Index

May 31, 2000

PRESS CONFERENCE OF PRESIDENT WILLIAM CLINTON, PRIME MINISTER ANTONIO GUTERRES, AND EUROPEAN UNION COMMISSION PRESIDENT ROMANO PRODI

2:49 P.M. (L)




                                THE WHITE HOUSE

                         Office of the Press Secretary
                                  (Lisbon, Portugal)
      ______________________________________________________________
      For Immediate Release                              May 31, 2000


                 PRESS CONFERENCE OF PRESIDENT WILLIAM CLINTON,
                        PRIME MINISTER ANTONIO GUTERRES,
              AND EUROPEAN UNION COMMISSION PRESIDENT ROMANO PRODI

                           Palacio Nacional de Queluz
                                         Lisbon, Portugal


2:49 P.M. (L)


...........


     Q    Prime Minister Guterres and President Prodi, in a few months
President Clinton will make a decision about a national missile defense
system for the United States.  For an American audience, can you explain
any European concerns about deploying such a system, and whether, in your
just-completed trip to Moscow, President Putin expressed any flexibility
about amending the ABM to allow such a system?

     And President Clinton, in the system that you envision, would that
allow for the missile protection system to protect Europe and our NATO
allies, as Governor Bush has suggested?  Thank you.

     PRIME MINISTER GUTERRES:  Well, President Clinton was kind enough to
inform us about what he thinks about the matter.  I think he'll express
that better than myself.  I'd like to say that this is a matter in which
the European Union has not an official position, but we have -- I'll say
all of us -- a main concern.  We live in the Northern Hemisphere where from
bering to bering we want to have a strong security situation.  We believe
we have built a lot on the process to create that.  And we believe that
every new move to strengthen these must be as comprehensive as possible, as
agreed by everybody as possible, and as corresponding as possible to
everyone's concerns and to everyone's preoccupations in this matter.

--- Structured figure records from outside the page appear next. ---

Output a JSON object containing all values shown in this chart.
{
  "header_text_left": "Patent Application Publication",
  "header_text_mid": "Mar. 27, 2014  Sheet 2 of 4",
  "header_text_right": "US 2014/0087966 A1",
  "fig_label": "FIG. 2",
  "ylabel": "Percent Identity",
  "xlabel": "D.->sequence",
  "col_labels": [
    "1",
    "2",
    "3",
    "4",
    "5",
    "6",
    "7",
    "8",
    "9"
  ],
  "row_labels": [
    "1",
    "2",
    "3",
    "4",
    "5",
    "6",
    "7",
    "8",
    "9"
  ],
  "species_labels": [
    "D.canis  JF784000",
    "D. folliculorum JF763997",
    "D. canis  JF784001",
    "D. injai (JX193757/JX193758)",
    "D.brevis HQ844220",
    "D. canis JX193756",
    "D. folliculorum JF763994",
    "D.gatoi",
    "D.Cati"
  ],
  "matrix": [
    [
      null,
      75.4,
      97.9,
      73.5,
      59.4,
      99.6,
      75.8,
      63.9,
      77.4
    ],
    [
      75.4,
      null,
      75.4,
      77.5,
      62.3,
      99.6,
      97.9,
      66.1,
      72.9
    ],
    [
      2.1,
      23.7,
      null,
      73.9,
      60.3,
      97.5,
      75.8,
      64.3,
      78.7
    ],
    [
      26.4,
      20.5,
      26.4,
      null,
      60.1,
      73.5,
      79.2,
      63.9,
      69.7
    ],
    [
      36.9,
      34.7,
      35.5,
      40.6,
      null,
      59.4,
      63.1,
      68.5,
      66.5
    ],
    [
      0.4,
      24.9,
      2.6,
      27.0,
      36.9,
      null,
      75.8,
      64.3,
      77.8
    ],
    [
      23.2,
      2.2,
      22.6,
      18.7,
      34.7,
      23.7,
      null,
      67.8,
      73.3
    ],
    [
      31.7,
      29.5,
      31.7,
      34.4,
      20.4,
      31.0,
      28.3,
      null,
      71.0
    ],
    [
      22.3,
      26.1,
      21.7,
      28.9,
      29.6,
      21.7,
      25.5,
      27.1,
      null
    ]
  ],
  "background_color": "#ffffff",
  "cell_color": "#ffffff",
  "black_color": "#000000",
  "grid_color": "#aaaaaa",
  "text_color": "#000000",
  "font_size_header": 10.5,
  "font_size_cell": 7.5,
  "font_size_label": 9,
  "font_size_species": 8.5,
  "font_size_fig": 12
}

     PRESIDENT PRODI:  Well, I have to add also that President Clinton --
there was no yet precise proposal done.  But we discussed it on the general
principle that there was no decoupling, that there is no division between
the two sides of the Atlantic.  We are still, and we are more and more
joined together in our defense purpose, not only in our economic purposes.
And so the spirit in which we judge the program -- we didn't go into the
details -- was a constructive and friendly talk.

     Q    And the Russian President?

     PRESIDENT PRODI:  No, the Russian President didn't touch the problem
two days ago.  The program was not on the agenda and we didn't make any
head to that.

     PRESIDENT CLINTON:  First, let me just very briefly reiterate the
criteria that I have set out for making a decision.  First of all, is there
a threat which is new and different?  The answer to that, it seems to me,
is plainly, yes, there is and there will be one.  That is the danger that
states that are not part of the international arms control and
nonproliferation regime would acquire nuclear weapons and the missiles to
deliver them, and that they might make them available to rogue elements not
part of nation states, but allied with them.

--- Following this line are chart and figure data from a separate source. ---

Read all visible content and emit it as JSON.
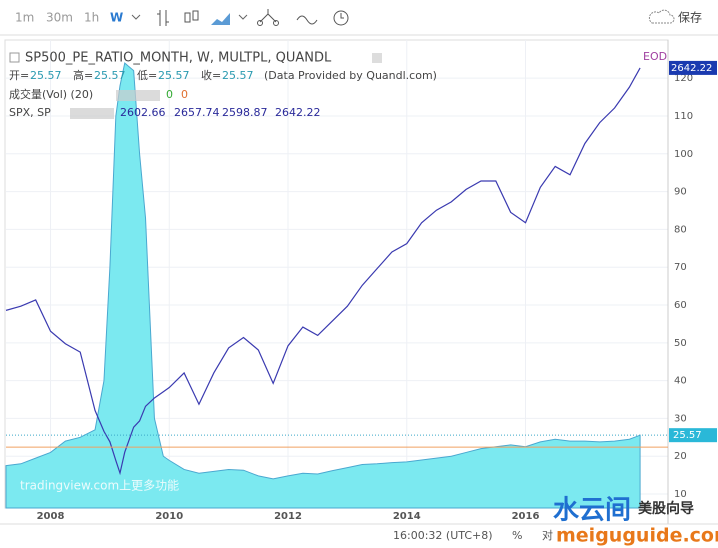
{
  "toolbar": {
    "intervals": [
      "1m",
      "30m",
      "1h",
      "W"
    ],
    "save": "保存"
  },
  "legend": {
    "title_ohlc": {
      "open_label": "开=",
      "open": "25.57",
      "high_label": "高=",
      "high": "25.57",
      "low_label": "低=",
      "low": "25.57",
      "close_label": "收=",
      "close": "25.57",
      "note": "(Data Provided by Quandl.com)"
    },
    "volume": {
      "label": "成交量(Vol) (20)",
      "v1": "0",
      "v2": "0"
    },
    "spx": {
      "label": "SPX, SP",
      "open": "2602.66",
      "high": "2657.74",
      "low": "2598.87",
      "close": "2642.22"
    },
    "eod": "EOD"
  },
  "chart_data": {
    "type": "line",
    "x": [
      2007.25,
      2007.5,
      2007.75,
      2008,
      2008.25,
      2008.5,
      2008.75,
      2008.9,
      2009,
      2009.1,
      2009.17,
      2009.25,
      2009.4,
      2009.5,
      2009.6,
      2009.75,
      2009.9,
      2010,
      2010.25,
      2010.5,
      2010.75,
      2011,
      2011.25,
      2011.5,
      2011.75,
      2012,
      2012.25,
      2012.5,
      2012.75,
      2013,
      2013.25,
      2013.5,
      2013.75,
      2014,
      2014.25,
      2014.5,
      2014.75,
      2015,
      2015.25,
      2015.5,
      2015.75,
      2016,
      2016.25,
      2016.5,
      2016.75,
      2017,
      2017.25,
      2017.5,
      2017.75,
      2017.93
    ],
    "series": [
      {
        "name": "SP500_PE_RATIO_MONTH, W, MULTPL, QUANDL",
        "color": "#7be9f0",
        "values": [
          17.5,
          18,
          19.5,
          21,
          24,
          25,
          27,
          40,
          70,
          110,
          118,
          124,
          122,
          100,
          83,
          30,
          20,
          18.9,
          16.5,
          15.5,
          16,
          16.5,
          16.3,
          14.8,
          14,
          14.8,
          15.5,
          15.3,
          16.2,
          17,
          17.8,
          18,
          18.3,
          18.5,
          19,
          19.5,
          20,
          21,
          22,
          22.5,
          23,
          22.5,
          23.8,
          24.5,
          24,
          24,
          23.8,
          24,
          24.5,
          25.57
        ]
      },
      {
        "name": "SPX",
        "color": "#3a3ab0",
        "axis": "y2",
        "values": [
          1480,
          1500,
          1530,
          1380,
          1320,
          1280,
          1000,
          900,
          850,
          760,
          700,
          800,
          920,
          950,
          1020,
          1060,
          1090,
          1110,
          1180,
          1030,
          1180,
          1300,
          1350,
          1290,
          1130,
          1310,
          1400,
          1360,
          1430,
          1500,
          1600,
          1680,
          1760,
          1800,
          1900,
          1960,
          2000,
          2060,
          2100,
          2100,
          1950,
          1900,
          2070,
          2170,
          2130,
          2280,
          2380,
          2450,
          2550,
          2642.22
        ]
      }
    ],
    "xlim": [
      2007.25,
      2018.4
    ],
    "xticks": [
      2008,
      2010,
      2012,
      2014,
      2016
    ],
    "ylim": [
      7.1,
      130.1
    ],
    "yticks": [
      10,
      20,
      30,
      40,
      50,
      60,
      70,
      80,
      90,
      100,
      110,
      120
    ],
    "y2lim": [
      547,
      2776
    ],
    "hline": {
      "value": 22.4,
      "color": "#f0a060"
    },
    "grid": true
  },
  "watermark": {
    "tv": "tradingview.com上更多功能",
    "cn": "水云间",
    "guide": "美股向导",
    "site": "meiguguide.com"
  },
  "footer": {
    "time": "16:00:32 (UTC+8)",
    "percent": "%",
    "log": "对"
  }
}
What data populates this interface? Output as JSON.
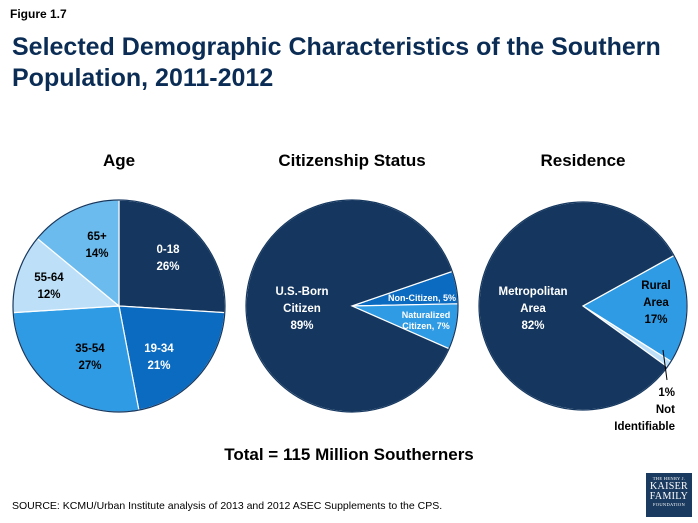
{
  "figure_label": "Figure 1.7",
  "title": "Selected Demographic Characteristics of the Southern Population, 2011-2012",
  "chart_data": [
    {
      "type": "pie",
      "title": "Age",
      "slices": [
        {
          "label": "0-18",
          "value": 26,
          "value_label": "26%",
          "color": "#15375f"
        },
        {
          "label": "19-34",
          "value": 21,
          "value_label": "21%",
          "color": "#0b6bc1"
        },
        {
          "label": "35-54",
          "value": 27,
          "value_label": "27%",
          "color": "#2f9be4"
        },
        {
          "label": "55-64",
          "value": 12,
          "value_label": "12%",
          "color": "#bde0f8"
        },
        {
          "label": "65+",
          "value": 14,
          "value_label": "14%",
          "color": "#6bbbee"
        }
      ]
    },
    {
      "type": "pie",
      "title": "Citizenship Status",
      "slices": [
        {
          "label": "Non-Citizen, 5%",
          "value": 5,
          "value_label": "",
          "color": "#0b6bc1"
        },
        {
          "label": "Naturalized Citizen, 7%",
          "value": 7,
          "value_label": "",
          "color": "#2f9be4"
        },
        {
          "label": "U.S.-Born Citizen",
          "value": 89,
          "value_label": "89%",
          "color": "#15375f"
        }
      ]
    },
    {
      "type": "pie",
      "title": "Residence",
      "slices": [
        {
          "label": "Rural Area",
          "value": 17,
          "value_label": "17%",
          "color": "#2f9be4"
        },
        {
          "label": "Not Identifiable",
          "value": 1,
          "value_label": "1%",
          "color": "#bde0f8"
        },
        {
          "label": "Metropolitan Area",
          "value": 82,
          "value_label": "82%",
          "color": "#15375f"
        }
      ]
    }
  ],
  "total": "Total = 115 Million Southerners",
  "source": "SOURCE: KCMU/Urban Institute analysis of 2013 and 2012 ASEC Supplements to the CPS.",
  "logo": {
    "line1": "THE HENRY J.",
    "line2": "KAISER",
    "line3": "FAMILY",
    "line4": "FOUNDATION"
  }
}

     Secondly, is the technology available to meet the threat?  Thirdly,
what does it cost?  Fourthly, what is the impact of deploying a different
system on our overall security interests, included but not limited to arms
control?  So that is the context in which this decision must be made and
why I have worked so hard to try to preserve the international framework of
arms agreements.

     Now, I have always said that I thought that if the United States had
such technology, and if the purpose of the technology is to provide
protection against irresponsible new nuclear powers and their possible
alliances with terrorists and other groups, then every country that is part
of a responsible international arms control and nonproliferation regime
should have the benefit of this protection.  That's always been my
position.

     So I think that we've done a lot of information sharing already with
the Russians.  We have offered to do more, and we would continue to.  I
don't think that we could ever advance the notion that we have this
technology designed to protect us against a new threat, a threat which was
also a threat to other civilized nations who might or might not be nuclear
powers, but were completely in harness with us on a nonproliferation
regime, and not make it available to them.  I think it would be unethical
not to do so.  That's always been my position and I think that is the
position of everyone in this administration.